Recensie: Joël Dicker – Het boek van de Baltimores
‘Echte’ roman?
Hij is een onbetwiste bestseller-auteur; Joël Dickers debuutroman De waarheid over de zaak Harry Quebert was in 2012 een megasucces en schopte het tot Boek van de maand bij DWDD. De Zwitserse auteur situeerde zijn debuut aan de Amerikaanse oostkust en creëerde daarmee een American Novel. Naast het succes riep de roman ook een controverse op: heeft het boek een aanvaardbaar literair gehalte of is het louter een good read? Vooralsnog werd het oordeel min of meer in het voordeel van de auteur beslecht. Wat de vraag oproept of opvolger Het boek van de Baltimores de balans ten positieve of ten negatieve doet doorslaan. Ik neig, moet ik zeggen, naar het laatste.
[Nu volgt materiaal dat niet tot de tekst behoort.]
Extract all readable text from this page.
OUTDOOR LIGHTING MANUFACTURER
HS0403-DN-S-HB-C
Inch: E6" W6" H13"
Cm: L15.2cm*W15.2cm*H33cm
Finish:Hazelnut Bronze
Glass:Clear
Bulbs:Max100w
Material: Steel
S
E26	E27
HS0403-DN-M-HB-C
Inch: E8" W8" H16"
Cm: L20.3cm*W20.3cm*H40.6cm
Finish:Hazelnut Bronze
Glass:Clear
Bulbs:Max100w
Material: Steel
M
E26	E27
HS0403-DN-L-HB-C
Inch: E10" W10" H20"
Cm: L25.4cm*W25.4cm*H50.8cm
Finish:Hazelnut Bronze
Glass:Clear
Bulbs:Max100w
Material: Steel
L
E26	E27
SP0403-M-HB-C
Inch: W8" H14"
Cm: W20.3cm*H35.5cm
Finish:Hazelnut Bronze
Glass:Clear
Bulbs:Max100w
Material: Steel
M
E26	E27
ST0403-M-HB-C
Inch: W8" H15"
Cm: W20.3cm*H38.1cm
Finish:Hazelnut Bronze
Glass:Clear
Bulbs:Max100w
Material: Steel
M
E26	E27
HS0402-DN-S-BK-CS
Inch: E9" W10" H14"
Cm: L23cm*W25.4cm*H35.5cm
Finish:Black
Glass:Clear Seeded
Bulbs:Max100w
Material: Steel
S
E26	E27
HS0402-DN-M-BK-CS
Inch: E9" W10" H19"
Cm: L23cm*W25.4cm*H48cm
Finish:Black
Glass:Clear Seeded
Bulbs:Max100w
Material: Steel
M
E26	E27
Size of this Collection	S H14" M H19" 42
Opnieuw speelt Dickers boek zich af in de Verenigde Staten, en ook weer aan de oostkust. Het hoofdpersonage – en dat is bijzonder – is ook dezelfde: de schrijver Marcus Goldman. In de chronologie van Goldmans leven wordt De waarheid over de zaak Harry Quebert ingekapseld door Het boek van de Baltimores; speelde Dickers debuut zich af in 2008, de opvolger grijpt terug op 1989 en beleeft zijn apotheose in 2012 – als Marcus Goldman definitief terugkijkt op wat er binnen zijn familie gebeurd is. Marcus Goldman behoort namelijk tot de Goldmans-uit-Montclairs, een arme tak van de familie, en zijn neven Hillel en Woody, profiterend van het zakelijke succes van hun vader, tot de Goldmans-uit-Baltimore, de rijke tak dus. Dit verschil in stijl, finesse en vooral ook rijkdom vormt een rode draad in de roman. Een ander, niet onbelangrijk gegeven voor de ontwikkeling van de roman is de introductie van Alexandra Neville, een buurmeisje van de Goldmans-uit-Baltimore, en het stereotiepe buurmeisje waarop iedereen verliefd wordt – in het bijzonder de neven Hillel, Woody en Marcus. Woody, de real American boy, ontwikkelt zich tot een talentvolle footballspeler, Hillel is de slimme, juridische goed onderlegde nerd en Marcus, Marcus rommelt maar wat aan, al is hij in het geniep wel de uitverkorene van de twee jaar oudere Alexandra.
‘Ik ben de schrijver,’ is de eerste eigenlijke zin van de roman. Het is februari 2012 en de schrijver is in Boca Raton, Florida en neemt de lezer mee aan de hand, terug de geschiedenis in. Hij kijkt terug op wat in de roman ‘het Drama’ heet. ‘Sinds het Drama zoekt Marcus op één hardnekkige vraag het antwoord: wat is er nu echt met de Baltimores gebeurd?’ zo ronkt het achterplat. Maar nergens in de hele roman krijg ik de indruk dat Marcus net als de lezer niet wéét wat er gebeurd is, nee, Marcus Goldman, de succesvolle auteur, lepelt gewoon het hele verhaal op dat hij te vertellen heeft; het bekende verhaal van familiaire betrekkingen, niet gerealiseerde verwachtingen en sluimerende jaloezie. Goldman is de alwetende verteller en wij, argeloze luisteraars ondergaan het verhaal. En dat verhaal is niet bijster spannend.
Zonder daadwerkelijke spoilers weg te willen geven moet ik hier toch noteren dat het lezen van Het boek van de Baltimores nergens een op-het-puntje-van-je-stoel-sensatie teweegbrengt en dat ook de pannenkoek-platte personages vooral hun best doen te voorkomen dat je het verhaal ingezogen wordt. Vlot geschreven is het wel en dat geeft dan als rendement een fiks aantal uren jolijt, dat echter bij beëindiging van de roman, na 446 pagina’s, omslaat in een onbestemd gevoel: wat heb ik nu gelezen? Sloot Guus Bauer zijn recensie van De waarheid over de zaak Harry Quebert nog af met een hoopvol ‘Na deze weergaloze thriller, tijd voor een ‘echte’ roman?!’, dan moet het antwoord hierop, voor zover het een vraag is, een volmondig nee zijn. De schrijver ín de roman en de schrijver ván de roman zijn vooralsnog geen literaire hoogvliegers.
Wiebren Rijkeboer
Joël Dicker – Het boek van de Baltimores. Vertaald door Manik Sarkar. De Bezige Bij, Amsterdam. 446 blz. € 19,90.